An eager young man at the University of Stellenbosch who writes rather a lot of nice, perfectly well-intentioned (there it is again) but quite mad twaddle about my books has asked me to give a reading at the Winelands Literary Festival; you’ll no doubt know who I mean. I have momentarily dropped his name into my mental waste bin and cannot be bothered to retrieve it. Anyway — I accepted before I could think better of it. I wonder, perhaps, if you might consider coming?

Yours,

Clare

PS I suppose you ‘do’ holidays. I do not. But I shall wish you ‘happy holidays’ nonetheless. I used to escape from holiday gatherings on long walks, when one could still walk ‘relatively unmolested’ (I remember that phrase of yours) in this city, up on the mountain above the Rhodes Memorial where the trees and the university architecture almost fool one into thinking it the Palatine Hill. Such walks are no longer possible, not for me or for most in fact. Even groups of hikers with whole packs of dogs are no longer safe. If you came to Stellenbosch in May, perhaps we could find a way and a time to walk. I should like that.

1998–99

Life since the death of his parents had felt like a series of corners: a corner of his aunt’s small house; a corner of a room or a series of rooms at school and then at university; a corner of an airplane cabin; a corner of his dorm room in New York, half-inhabited by other creatures and layers of dirt that reappeared a day after washing them away. Sarah offered more than a corner. She was space and light and airiness and a confidence of movement and grace that was so natural and unconscious he could only marvel at her.

He didn’t know what it might mean, to begin a relationship with an American, to throw in his lot with a different country. He accepted that he was getting ahead of himself; he also knew that he had almost no one else in the world — just an aunt in a dorp in the middle of nowhere, someone who hadn’t wanted him in the first place.
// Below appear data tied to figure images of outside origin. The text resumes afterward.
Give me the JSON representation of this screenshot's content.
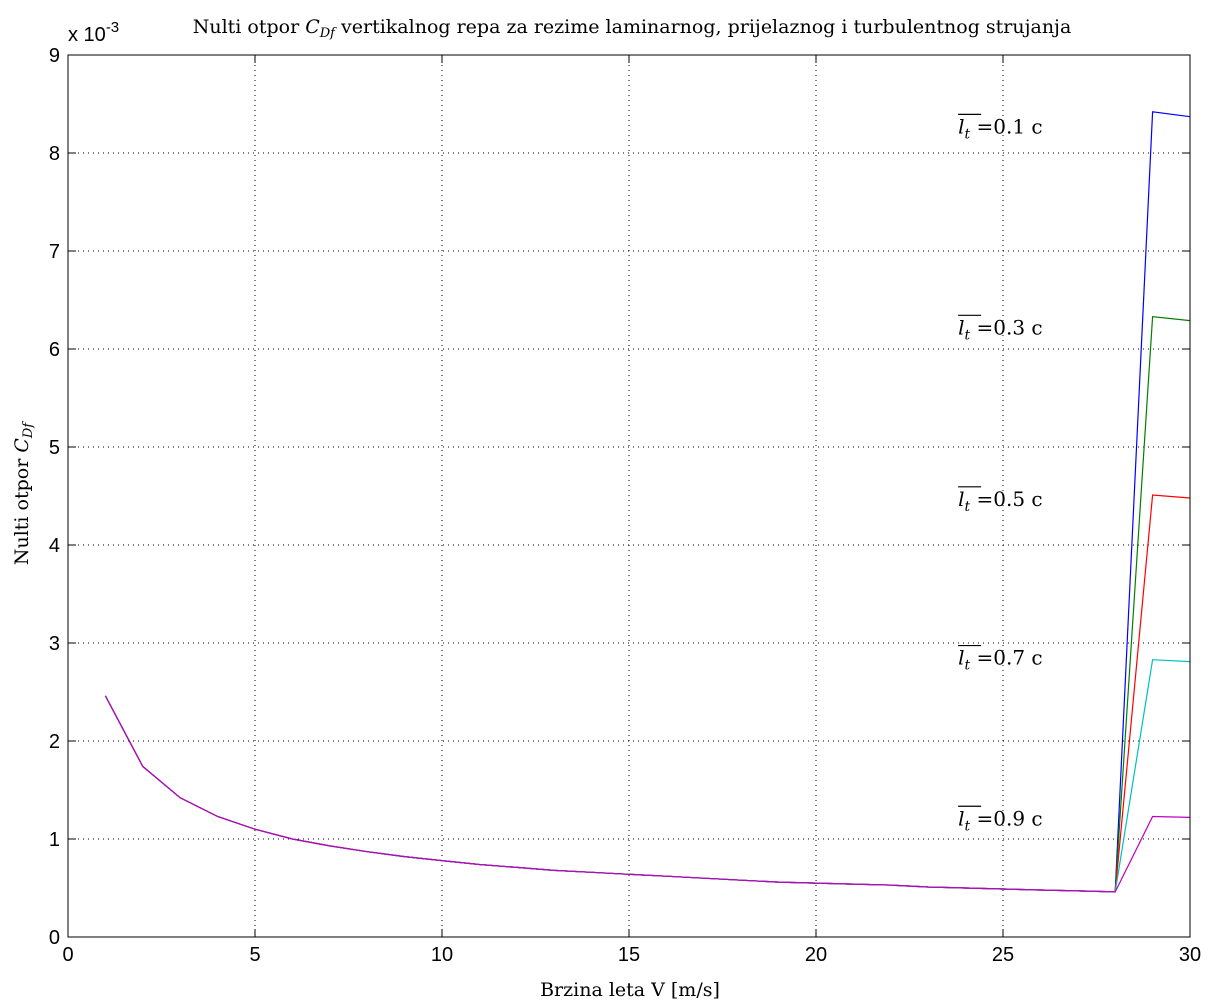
{
  "chart_data": {
    "type": "line",
    "title": "Nulti otpor C_Df vertikalnog repa za rezime laminarnog, prijelaznog i turbulentnog strujanja",
    "title_parts": {
      "pre": "Nulti otpor ",
      "sym": "C",
      "sub": "Df",
      "post": " vertikalnog repa za rezime laminarnog, prijelaznog i turbulentnog strujanja"
    },
    "xlabel": "Brzina leta V [m/s]",
    "ylabel": "Nulti otpor C_Df",
    "ylabel_parts": {
      "pre": "Nulti otpor ",
      "sym": "C",
      "sub": "Df"
    },
    "xlim": [
      0,
      30
    ],
    "ylim": [
      0,
      9
    ],
    "y_scale_label": "x 10",
    "y_scale_exponent": "-3",
    "y_multiplier": 0.001,
    "xticks": [
      0,
      5,
      10,
      15,
      20,
      25,
      30
    ],
    "yticks": [
      0,
      1,
      2,
      3,
      4,
      5,
      6,
      7,
      8,
      9
    ],
    "grid": true,
    "x": [
      1,
      2,
      3,
      4,
      5,
      6,
      7,
      8,
      9,
      10,
      11,
      12,
      13,
      14,
      15,
      16,
      17,
      18,
      19,
      20,
      21,
      22,
      23,
      24,
      25,
      26,
      27,
      28,
      29,
      30
    ],
    "series": [
      {
        "color": "#0000ff",
        "values": [
          2.46,
          1.74,
          1.42,
          1.23,
          1.1,
          1.0,
          0.93,
          0.87,
          0.82,
          0.78,
          0.74,
          0.71,
          0.68,
          0.66,
          0.64,
          0.62,
          0.6,
          0.58,
          0.56,
          0.55,
          0.54,
          0.53,
          0.51,
          0.5,
          0.49,
          0.48,
          0.47,
          0.46,
          8.42,
          8.37
        ]
      },
      {
        "color": "#007f00",
        "values": [
          2.46,
          1.74,
          1.42,
          1.23,
          1.1,
          1.0,
          0.93,
          0.87,
          0.82,
          0.78,
          0.74,
          0.71,
          0.68,
          0.66,
          0.64,
          0.62,
          0.6,
          0.58,
          0.56,
          0.55,
          0.54,
          0.53,
          0.51,
          0.5,
          0.49,
          0.48,
          0.47,
          0.46,
          6.33,
          6.29
        ]
      },
      {
        "color": "#ff0000",
        "values": [
          2.46,
          1.74,
          1.42,
          1.23,
          1.1,
          1.0,
          0.93,
          0.87,
          0.82,
          0.78,
          0.74,
          0.71,
          0.68,
          0.66,
          0.64,
          0.62,
          0.6,
          0.58,
          0.56,
          0.55,
          0.54,
          0.53,
          0.51,
          0.5,
          0.49,
          0.48,
          0.47,
          0.46,
          4.51,
          4.48
        ]
      },
      {
        "color": "#00bfbf",
        "values": [
          2.46,
          1.74,
          1.42,
          1.23,
          1.1,
          1.0,
          0.93,
          0.87,
          0.82,
          0.78,
          0.74,
          0.71,
          0.68,
          0.66,
          0.64,
          0.62,
          0.6,
          0.58,
          0.56,
          0.55,
          0.54,
          0.53,
          0.51,
          0.5,
          0.49,
          0.48,
          0.47,
          0.46,
          2.83,
          2.81
        ]
      },
      {
        "color": "#bf00bf",
        "values": [
          2.46,
          1.74,
          1.42,
          1.23,
          1.1,
          1.0,
          0.93,
          0.87,
          0.82,
          0.78,
          0.74,
          0.71,
          0.68,
          0.66,
          0.64,
          0.62,
          0.6,
          0.58,
          0.56,
          0.55,
          0.54,
          0.53,
          0.51,
          0.5,
          0.49,
          0.48,
          0.47,
          0.46,
          1.23,
          1.22
        ]
      }
    ],
    "annotations": [
      {
        "sym": "l",
        "sub": "t",
        "text": " =0.1 c",
        "x": 23.8,
        "y": 8.2
      },
      {
        "sym": "l",
        "sub": "t",
        "text": " =0.3 c",
        "x": 23.8,
        "y": 6.15
      },
      {
        "sym": "l",
        "sub": "t",
        "text": " =0.5 c",
        "x": 23.8,
        "y": 4.4
      },
      {
        "sym": "l",
        "sub": "t",
        "text": " =0.7 c",
        "x": 23.8,
        "y": 2.78
      },
      {
        "sym": "l",
        "sub": "t",
        "text": " =0.9 c",
        "x": 23.8,
        "y": 1.14
      }
    ]
  }
}
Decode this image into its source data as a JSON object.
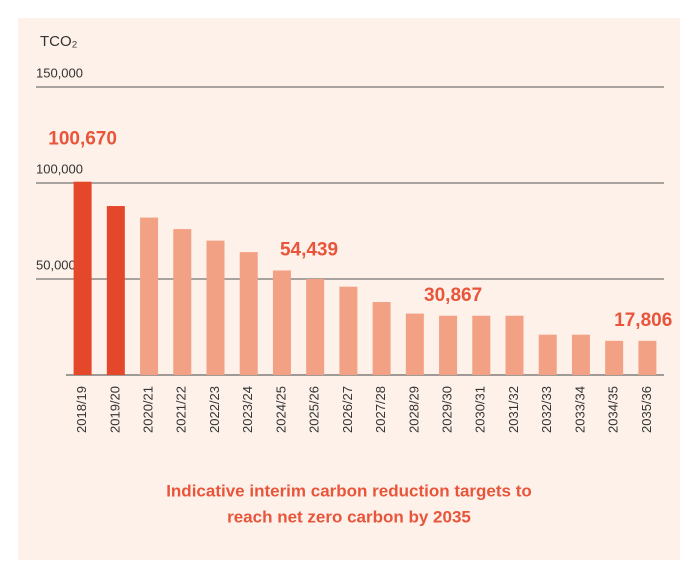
{
  "chart_data": {
    "type": "bar",
    "title": [
      "Indicative interim carbon reduction targets to",
      "reach net zero carbon by 2035"
    ],
    "y_label": "TCO₂",
    "categories": [
      "2018/19",
      "2019/20",
      "2020/21",
      "2021/22",
      "2022/23",
      "2023/24",
      "2024/25",
      "2025/26",
      "2026/27",
      "2027/28",
      "2028/29",
      "2029/30",
      "2030/31",
      "2031/32",
      "2032/33",
      "2033/34",
      "2034/35",
      "2035/36"
    ],
    "values": [
      100670,
      88000,
      82000,
      76000,
      70000,
      64000,
      54439,
      50000,
      46000,
      38000,
      32000,
      30867,
      30867,
      30867,
      21000,
      21000,
      17806,
      17806
    ],
    "value_labels": [
      "100,670",
      null,
      null,
      null,
      null,
      null,
      "54,439",
      null,
      null,
      null,
      null,
      "30,867",
      null,
      null,
      null,
      null,
      "17,806",
      null
    ],
    "colors": [
      "#e5472b",
      "#e5472b",
      "#f3a184",
      "#f3a184",
      "#f3a184",
      "#f3a184",
      "#f3a184",
      "#f3a184",
      "#f3a184",
      "#f3a184",
      "#f3a184",
      "#f3a184",
      "#f3a184",
      "#f3a184",
      "#f3a184",
      "#f3a184",
      "#f3a184",
      "#f3a184"
    ],
    "ylim": [
      0,
      150000
    ],
    "yticks": [
      {
        "value": 50000,
        "label": "50,000"
      },
      {
        "value": 100000,
        "label": "100,000"
      },
      {
        "value": 150000,
        "label": "150,000"
      }
    ],
    "grid": true
  }
}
He had no connections to speak of, no money, no privileges other than those he might earn.

Tell me something about your exotic childhood , Sarah said, tracing an ellipse on Sam’s cheek over a scar whose origin he could not remember because it had been made when he was still an infant. A part of him had a memory of his mother telling him a cat got into his crib, while another echo told him he had fallen against a barbed-wire fence. Another still said he had been pulled up into someone’s arms and his face slashed with a broken bottle when his parents had taken him somewhere they shouldn’t have. Whatever the case the scar was there and was not going away. It had been a part of him for as long as he could remember looking like the person he recognized as himself. To imagine his face without the scar on his left cheek was to imagine someone else’s face, another person and a different identity, a self he might once have been but could now never be. It made him remember the scar on his father’s face, a face so unlike his own that at times it seemed as though scars were the only things that connected the two of them.

She traced the ellipse over and over with her fingertip until he told her to stop and wrapped his hand around hers and examined the swimming surface of her eyes. Exotic was a strange way to describe it since his childhood had never seemed anything other than routine to him, apart from the death of his parents and the circumstances that had delivered him into the care of his aunt. But there was nothing exotic even about those events in the way that most people mean ‘exotic’. To Sarah he supposed he must appear exotic and, strictly speaking, that was the correct way to describe him. Compared to her, he was from outside, from a country as foreign as it was possible to be, even though he felt strangely at home in America, which was both as much and as least like home as anywhere might be. Before coming to New York he had always assumed that Britain was his country’s model and frame of reference, but the longer he spent in the city he realized how wrong he must have been. America felt like his country in different terms, its inverse and possibility, its cultural twin and opposite.